Nakariakovs Repertoire umfasst nicht nur die gesamte Bandbreite der Originalliteratur für Trompete, sondern erweitert sich kontinuierlich um angrenzende Gebiete und umfasst faszinierende Transkriptionen und Auftragskompositionen von Peter Ruzicka, Mikhail Pletnev, Uri Brener, Enjott Schneider und Jörg Widmann.
„Mit Sergei Nakariakov fand Widmann einen Solisten, dem er einen fast unspielbaren Solopart schreiben konnte.“ Online Music Magazin
Nakariakov arbeitet mit vielen der weltweit angesehensten Dirigenten zusammen, darunter Valery Gergiev, Vladimir Spivakov, Saulius Sondeckis, Christoph Eschenbach, Yuri Temirkanov, Jiří Bělohlávek, Jaap van Zweden, Ton Koopman, Yuri Bashmet, Sir Neville Marriner, Mikhail Pletnev, Dmitri Sitkovetsky, Kent Nagano, Vladimir Ashkenazy, Mirga Grazinytė-Tyla. Darüber hinaus musiziert er regelmäßig mit Musikern wie Vadim Repin, Martha Argerich, Mischa Maisky, Emmanuel Pahud, Julian Rachlin, Dmitri Sitkovetsky für Kammermusikprojekte zusammen. Mit der Pianistin Maria Meerovitch und seiner Schwester Vera Okhotnikova verbindet ihn eine langjährige musikalische Zusammenarbeit.
Zusammen mit Antonio Rapacciuolo (AR Ressonance) entwickelte Nakariakov über zwei Jahre lang „seine“ Trompete und Mundstücke. Diese Zusammenarbeit fruchtete in eine exklusive Kooperation mit einem „Nakariakov“-Trompetenmodell. Sergei Nakariakov spielt auf einem Flügelhorn von Antoine Courtois, Paris.

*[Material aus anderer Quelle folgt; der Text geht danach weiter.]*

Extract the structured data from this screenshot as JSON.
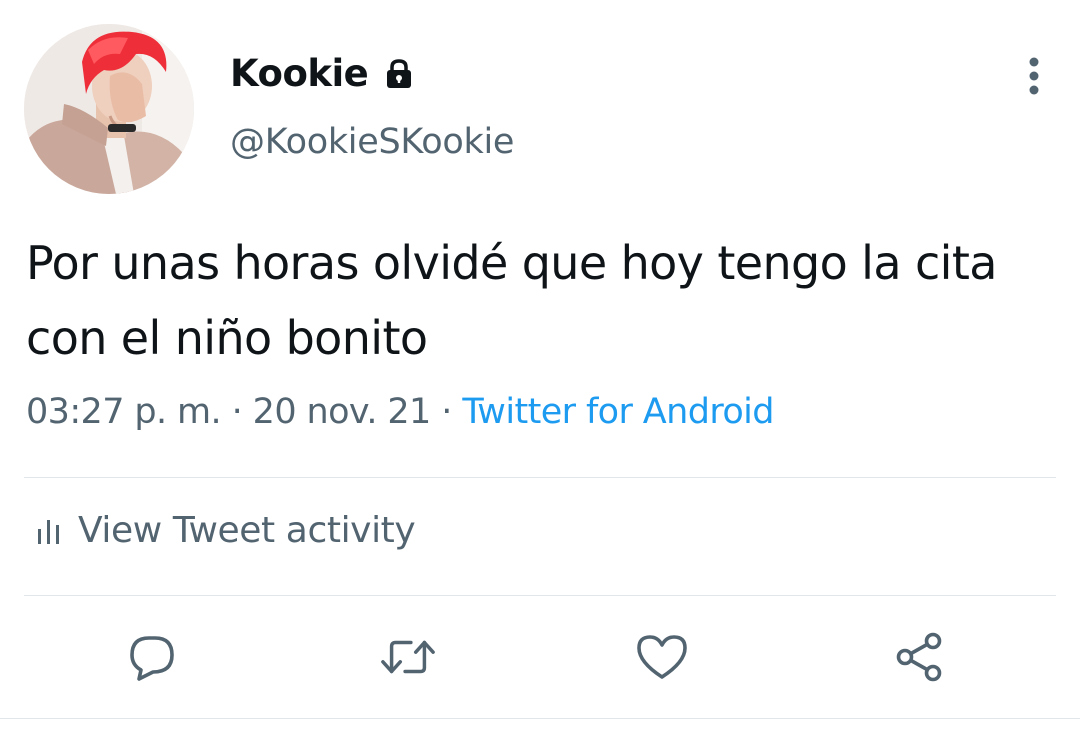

Nakariakovs Diskographie bei Teldec Classics International (Warner) wurde von der Öffentlichkeit und den Kritikern gleichermaßen begeistert aufgenommen. Sie umfasst die berühmtesten Stücke des Originalrepertoires für Trompete sowie zahlreiche Arrangements für Trompete und Flügelhorn. Unter dem von ihm selbst gegründeten Label „Luiza“ Records erschien bereits die Doppel-CD „Methamorphosis“ mit Kammermusik und Orchesterwerken von Widmann, Schumann, Fauré. Dieses Jahr erscheint eine neue Aufnahme mit Werken von Beethoven & Mozart in der Bearbeitung für Flügelhorn. Man kann gespannt sein.

Der in Gorky geborene Sergei Nakariakov begann mit sechs Jahren Klavier zu spielen, wechselte dann zur Trompete, eine Entscheidung, bei der er von seinem Vater, Mikhail Nakariakov, unterstützt wurde. Dieser hat viele klassische Konzerte für Trompete transkribiert und ein einzigartiges Repertoire geschaffen. Er gab ihm sein technisches Wissen und half ihm sein außergewöhnliches Gespür für die Musik weiterzuentwickeln.